After digging deeper into the results of its "State of Search Engine Marketing 2006" report, SEMPO has revealed that a majority of respondents in the North American study said they were interested in mobile and video search, but few were willing to pay more for those ads.
That's not surprising, given human nature -- if you ask someone if they'd like to pay more or less for something, I'd assume that most would choose "less." What's more interesting is the level of interest from marketers, indicating that these ad models may be farther along than some would think.
SEMPO reports that 66 percent of respondents say they would be interested in contextually targeted advertising attached to video search results. Of those marketers, 53 percent want contextual video ads, compared to 33 percent who want contextual text ads attached to video clips. For mobile, SEMPO found that 60 percent of respondents are interested in contextually targeted ads delivered to mobile search users.
Dana Todd, president of SEMPO, says she's cautiously optimistic on the future of mobile search.
"Advertisers go where the audience is interacting. In the U.S., the fact that everybody is carrying a cell phone is less important than what they're doing with it. Right now, they're using them in rudimentary ways, for communication, and for playing games and listening to music," Todd told SEW.
Todd pointed to a recent comScore study, which found that cell phone Internet usage is an activity for the young.
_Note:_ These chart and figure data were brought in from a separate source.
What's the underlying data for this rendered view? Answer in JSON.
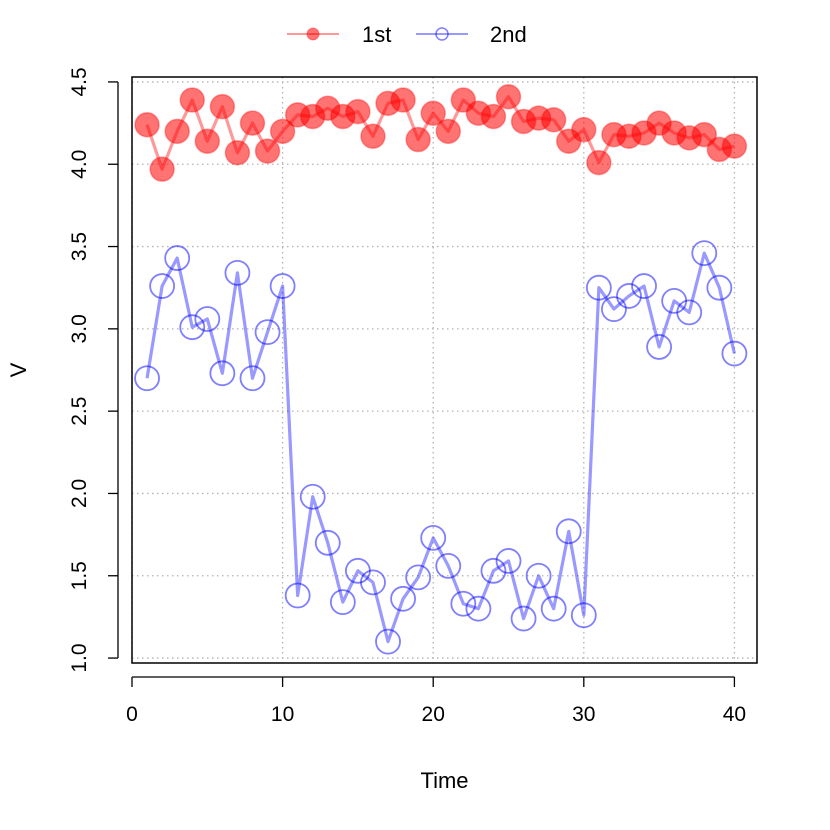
{
  "chart_data": {
    "type": "line",
    "xlabel": "Time",
    "ylabel": "V",
    "xlim": [
      0,
      41.5
    ],
    "ylim": [
      0.97,
      4.53
    ],
    "x_ticks": [
      0,
      10,
      20,
      30,
      40
    ],
    "y_ticks": [
      1.0,
      1.5,
      2.0,
      2.5,
      3.0,
      3.5,
      4.0,
      4.5
    ],
    "grid": true,
    "legend_position": "top-center",
    "x": [
      1,
      2,
      3,
      4,
      5,
      6,
      7,
      8,
      9,
      10,
      11,
      12,
      13,
      14,
      15,
      16,
      17,
      18,
      19,
      20,
      21,
      22,
      23,
      24,
      25,
      26,
      27,
      28,
      29,
      30,
      31,
      32,
      33,
      34,
      35,
      36,
      37,
      38,
      39,
      40
    ],
    "series": [
      {
        "name": "1st",
        "color": "#ff0000",
        "marker": "filled-circle",
        "values": [
          4.24,
          3.97,
          4.2,
          4.39,
          4.14,
          4.35,
          4.07,
          4.25,
          4.08,
          4.2,
          4.3,
          4.29,
          4.34,
          4.29,
          4.32,
          4.17,
          4.37,
          4.39,
          4.15,
          4.31,
          4.2,
          4.39,
          4.31,
          4.29,
          4.41,
          4.26,
          4.28,
          4.27,
          4.14,
          4.21,
          4.01,
          4.18,
          4.17,
          4.19,
          4.25,
          4.19,
          4.16,
          4.18,
          4.09,
          4.11
        ]
      },
      {
        "name": "2nd",
        "color": "#0000ff",
        "marker": "open-circle",
        "values": [
          2.7,
          3.26,
          3.43,
          3.01,
          3.06,
          2.73,
          3.34,
          2.7,
          2.98,
          3.26,
          1.38,
          1.98,
          1.7,
          1.34,
          1.53,
          1.46,
          1.1,
          1.36,
          1.49,
          1.73,
          1.56,
          1.33,
          1.3,
          1.53,
          1.59,
          1.24,
          1.5,
          1.3,
          1.77,
          1.26,
          3.25,
          3.12,
          3.2,
          3.26,
          2.89,
          3.17,
          3.1,
          3.46,
          3.25,
          2.85
        ]
      }
    ]
  }
}
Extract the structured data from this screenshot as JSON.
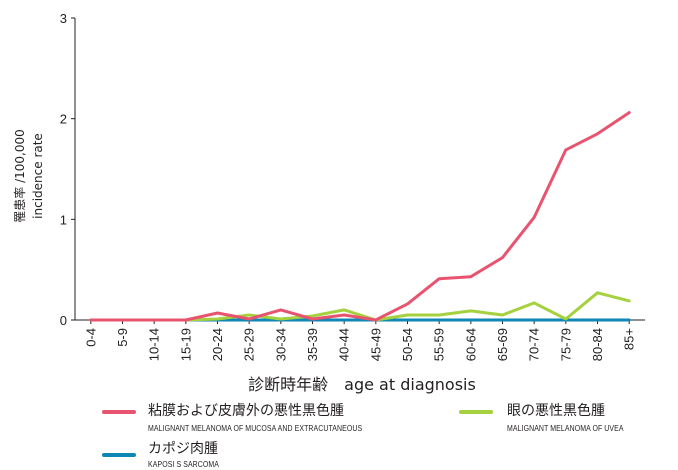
{
  "chart_data": {
    "type": "line",
    "categories": [
      "0-4",
      "5-9",
      "10-14",
      "15-19",
      "20-24",
      "25-29",
      "30-34",
      "35-39",
      "40-44",
      "45-49",
      "50-54",
      "55-59",
      "60-64",
      "65-69",
      "70-74",
      "75-79",
      "80-84",
      "85+"
    ],
    "ylabel_ja": "罹患率 /100,000",
    "ylabel_en": "incidence rate",
    "xlabel": "診断時年齢　age at diagnosis",
    "ylim": [
      0,
      3
    ],
    "yticks": [
      0,
      1,
      2,
      3
    ],
    "grid": false,
    "legend_position": "bottom",
    "series": [
      {
        "name": "粘膜および皮膚外の悪性黒色腫",
        "name_en": "MALIGNANT MELANOMA OF MUCOSA AND EXTRACUTANEOUS",
        "color": "#e8546f",
        "values": [
          0,
          0,
          0,
          0,
          0.07,
          0.01,
          0.1,
          0.01,
          0.05,
          0.0,
          0.16,
          0.41,
          0.43,
          0.62,
          1.02,
          1.69,
          1.85,
          2.06
        ]
      },
      {
        "name": "眼の悪性黒色腫",
        "name_en": "MALIGNANT MELANOMA OF UVEA",
        "color": "#a6d13e",
        "values": [
          0,
          0,
          0,
          0,
          0.01,
          0.05,
          0.01,
          0.04,
          0.1,
          0.0,
          0.05,
          0.05,
          0.09,
          0.05,
          0.17,
          0.01,
          0.27,
          0.19
        ]
      },
      {
        "name": "カポジ肉腫",
        "name_en": "KAPOSI S SARCOMA",
        "color": "#0e87b5",
        "values": [
          0,
          0,
          0,
          0,
          0,
          0,
          0,
          0,
          0,
          0,
          0,
          0,
          0,
          0,
          0,
          0,
          0,
          0
        ]
      }
    ]
  }
}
That study found that 29 percent of respondents in the 25-34 demographic and 23 percent of 18-24 year olds currently subscribe to a cell phone Internet service, while only 13 percent of adults over 35 do so.
"Until users find it's a useful environment, we're not going to see significant play, but there's still a market there," Todd said. "This is an area where local search has the most promise. We need to look at how users are interacting with their phones, and find a way to engage them there."